Magister Kebidanan FK-KMK UGM Bekali Mahasiswa dengan Keterampilan Jahit Perineum

FK-KMK UGM. Program Studi Magister Kebidanan, Fakultas Kedokteran, Kesehatan Masyarakat, dan Keperawatan Universitas Gadjah Mada (FK-KMK UGM) menyelenggarakan kegiatan Praktikum Jahit Perineum sebagai bagian dari penguatan kompetensi klinis mahasiswa dalam bidang kebidanan. Kegiatan ini diikuti oleh 32 mahasiswa angkatan ketiga dan dilaksanakan di Gedung Tahir FK-KMK UGM, dengan pendampingan langsung dari dosen fasilitator Departemen Obstetri dan Ginekologi. Praktikum ini berlangsung pada Kamis, 12 Maret 2026, sebagai bagian dari pembelajaran Mata Kuliah Manajemen Asuhan Kebidanan Kegawatdaruratan Maternal Neonatal.

Kegiatan ini dirancang untuk memberikan pengalaman belajar berbasis praktik (hands-on) yang memungkinkan mahasiswa menguasai keterampilan penting dalam penanganan kasus kebidanan, khususnya teknik jahit perineum. Keterampilan ini menjadi krusial dalam praktik klinis, terutama dalam penanganan luka perineum pascapersalinan guna mencegah komplikasi dan meningkatkan kenyamanan pasien.

Dr. dr. Ide Pustaka Setiawan, M.Sc.(HPE), Sp.OG, FFRI, menjelaskan prinsip dasar, indikasi tindakan, serta teknik jahit perineum yang tepat dan aman. Materi ini menjadi landasan teoritis sebelum mahasiswa melakukan praktik langsung. Selanjutnya, para dosen fasilitator, termasuk dr.

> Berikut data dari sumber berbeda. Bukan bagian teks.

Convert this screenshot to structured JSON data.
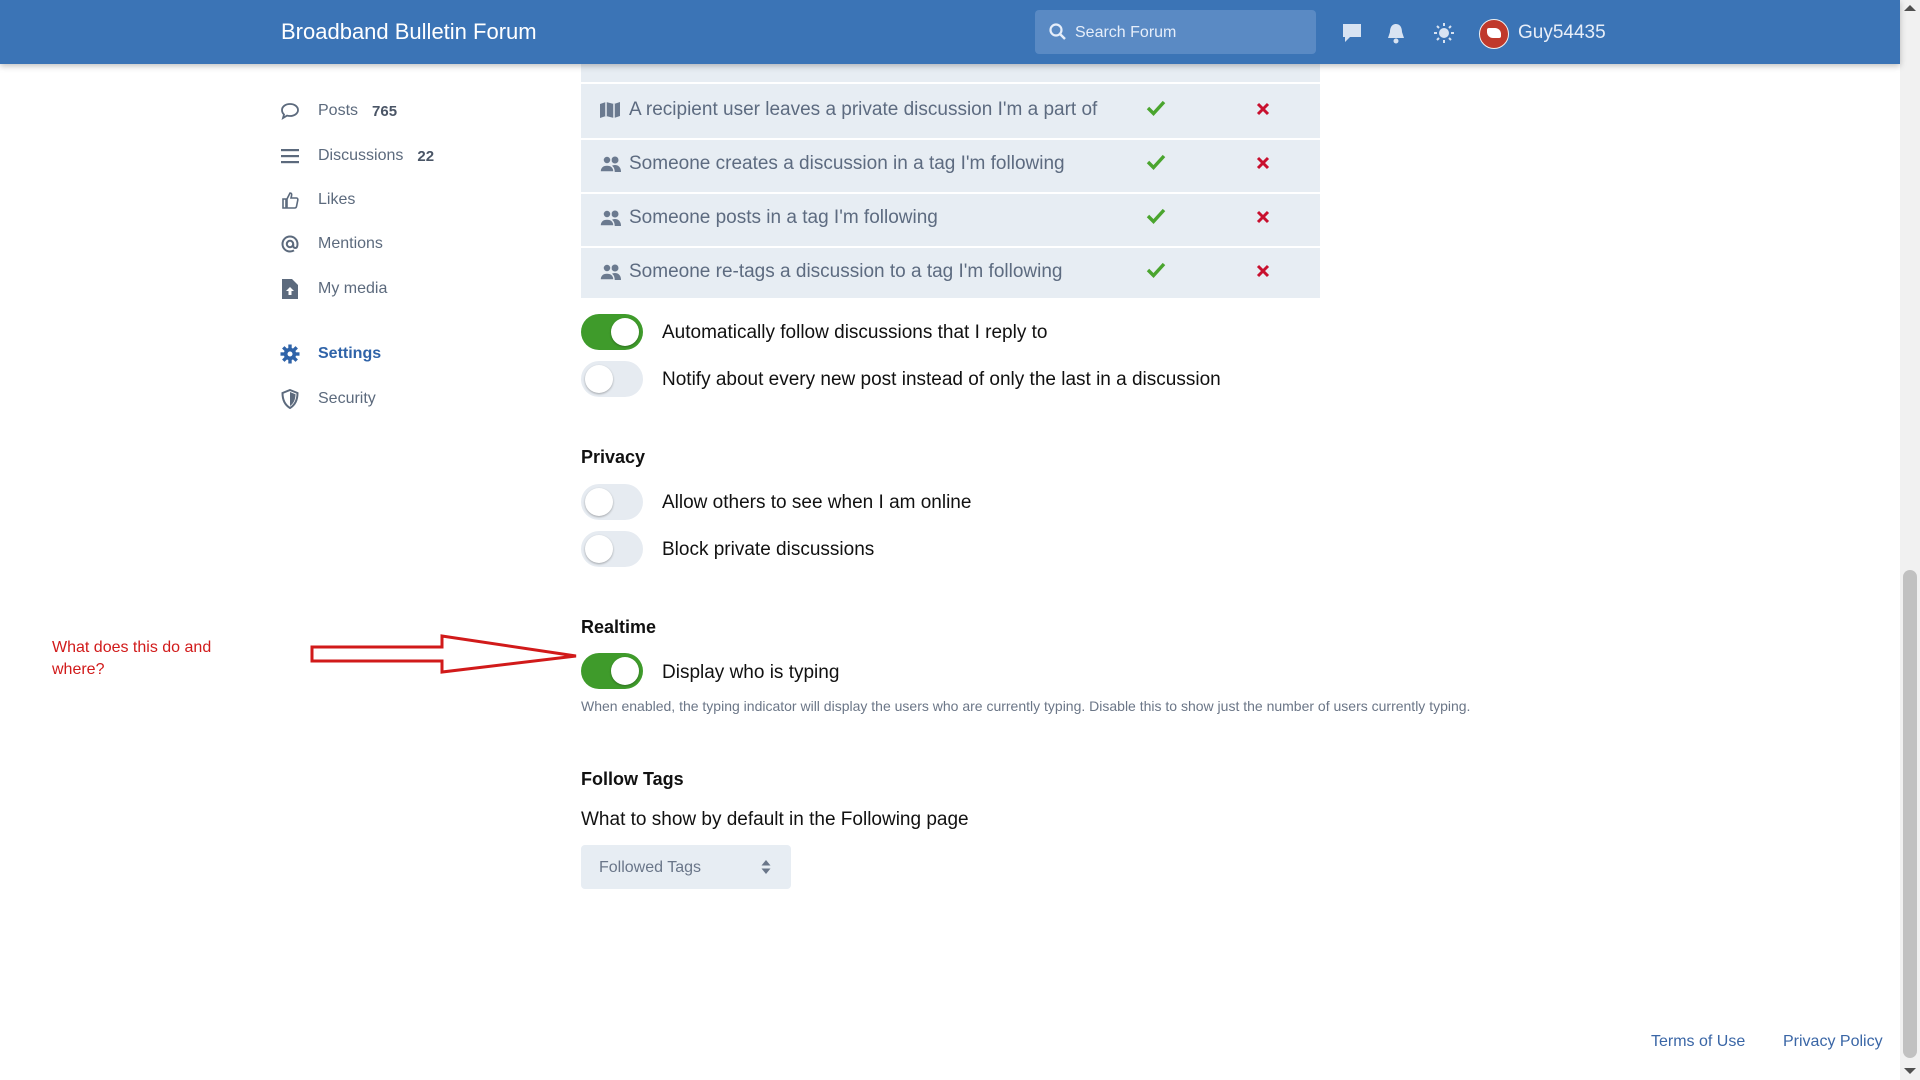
{
  "header": {
    "brand": "Broadband Bulletin Forum",
    "search_placeholder": "Search Forum",
    "username": "Guy54435"
  },
  "sidebar": {
    "items": [
      {
        "label": "Posts",
        "count": "765",
        "icon": "comment-icon"
      },
      {
        "label": "Discussions",
        "count": "22",
        "icon": "list-icon"
      },
      {
        "label": "Likes",
        "icon": "thumbs-up-icon"
      },
      {
        "label": "Mentions",
        "icon": "at-icon"
      },
      {
        "label": "My media",
        "icon": "file-upload-icon"
      },
      {
        "label": "Settings",
        "icon": "gear-icon",
        "active": true
      },
      {
        "label": "Security",
        "icon": "shield-icon"
      }
    ]
  },
  "notifications": {
    "rows": [
      {
        "label": "A recipient user leaves a private discussion I'm a part of",
        "icon": "map-icon",
        "alert": true,
        "email": false
      },
      {
        "label": "Someone creates a discussion in a tag I'm following",
        "icon": "user-group-icon",
        "alert": true,
        "email": false
      },
      {
        "label": "Someone posts in a tag I'm following",
        "icon": "user-group-icon",
        "alert": true,
        "email": false
      },
      {
        "label": "Someone re-tags a discussion to a tag I'm following",
        "icon": "user-group-icon",
        "alert": true,
        "email": false
      }
    ],
    "toggles": [
      {
        "label": "Automatically follow discussions that I reply to",
        "on": true
      },
      {
        "label": "Notify about every new post instead of only the last in a discussion",
        "on": false
      }
    ]
  },
  "privacy": {
    "title": "Privacy",
    "toggles": [
      {
        "label": "Allow others to see when I am online",
        "on": false
      },
      {
        "label": "Block private discussions",
        "on": false
      }
    ]
  },
  "realtime": {
    "title": "Realtime",
    "toggle_label": "Display who is typing",
    "on": true,
    "help": "When enabled, the typing indicator will display the users who are currently typing. Disable this to show just the number of users currently typing."
  },
  "follow_tags": {
    "title": "Follow Tags",
    "description": "What to show by default in the Following page",
    "selected": "Followed Tags"
  },
  "annotation": {
    "text": "What does this do and where?"
  },
  "footer": {
    "terms": "Terms of Use",
    "privacy": "Privacy Policy"
  },
  "colors": {
    "header": "#3b74b6",
    "toggle_on": "#3f9b2b",
    "check": "#4aa52e",
    "cross": "#c8102e",
    "annotation": "#d11a1a"
  }
}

Pramudita Putri Dyatmika Mandegani, MPH., Sp.OG, dan dr. Kuky Cahya Hamurajib, Sp.OG, memberikan demonstrasi teknik jahitan yang benar sesuai standar klinis.

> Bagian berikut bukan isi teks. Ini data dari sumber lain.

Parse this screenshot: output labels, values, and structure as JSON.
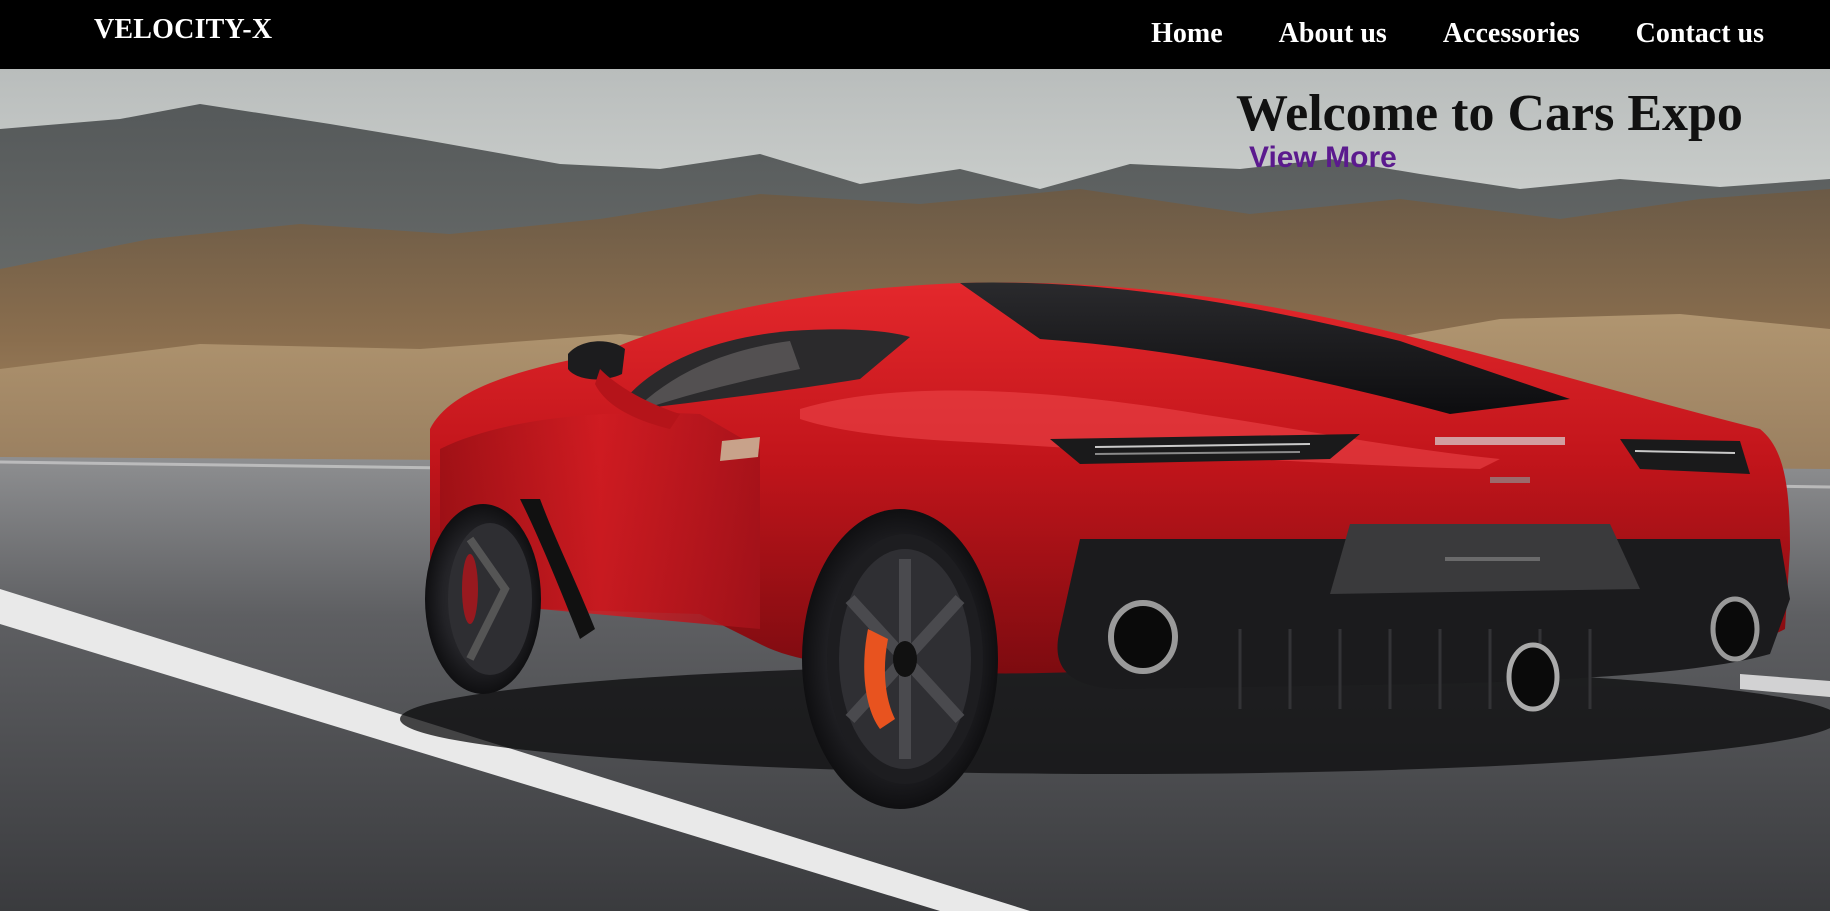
{
  "nav": {
    "brand": "VELOCITY-X",
    "links": [
      "Home",
      "About us",
      "Accessories",
      "Contact us"
    ]
  },
  "hero": {
    "title": "Welcome to Cars Expo",
    "cta": "View More",
    "image": "red sports car on highway with mountains background"
  },
  "colors": {
    "nav_bg": "#000000",
    "nav_text": "#ffffff",
    "title_text": "#111111",
    "cta_link": "#5b1a8e",
    "car_red": "#c2151b"
  }
}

Setelah sesi demonstrasi, mahasiswa melakukan praktik mandiri dengan bimbingan intensif dari para fasilitator. Selama proses ini, mahasiswa mendapatkan arahan, koreksi teknik, serta umpan balik secara langsung untuk memastikan keterampilan yang dipelajari sesuai dengan standar keselamatan pasien dan praktik kebidanan berbasis bukti. Pendekatan ini tidak hanya meningkatkan keterampilan teknis, tetapi juga membangun kepercayaan diri mahasiswa dalam menghadapi situasi klinis nyata.

Dalam kesempatan tersebut, Dr. dr. Ide Pustaka Setiawan, M.Sc.(HPE), Sp.OG, FFRI menyampaikan pesan kepada mahasiswa, “Keterampilan menjahit perineum bukan hanya soal teknik, tetapi tentang ketelitian, kesabaran, dan rasa tanggung jawab terhadap keselamatan serta kenyamanan pasien. Latihlah dengan sungguh-sungguh, karena di balik setiap jahitan ada kepercayaan yang dititipkan kepada kita sebagai tenaga kesehatan.”

Kegiatan ini turut berkontribusi terhadap pencapaian SDG 3: Kehidupan Sehat dan Sejahtera melalui peningkatan kompetensi tenaga kesehatan dalam memberikan pelayanan maternal yang aman dan berkualitas. SDG 4: Pendidikan Berkualitas terlihat dari penyelenggaraan pembelajaran berbasis praktik yang relevan dan berstandar tinggi. SDG 5: Kesetaraan Gender diwujudkan melalui upaya peningkatan kualitas layanan kesehatan perempuan, khususnya dalam aspek kesehatan ibu dan persalinan. (Kontributor: Faysa Rizqita Julianti).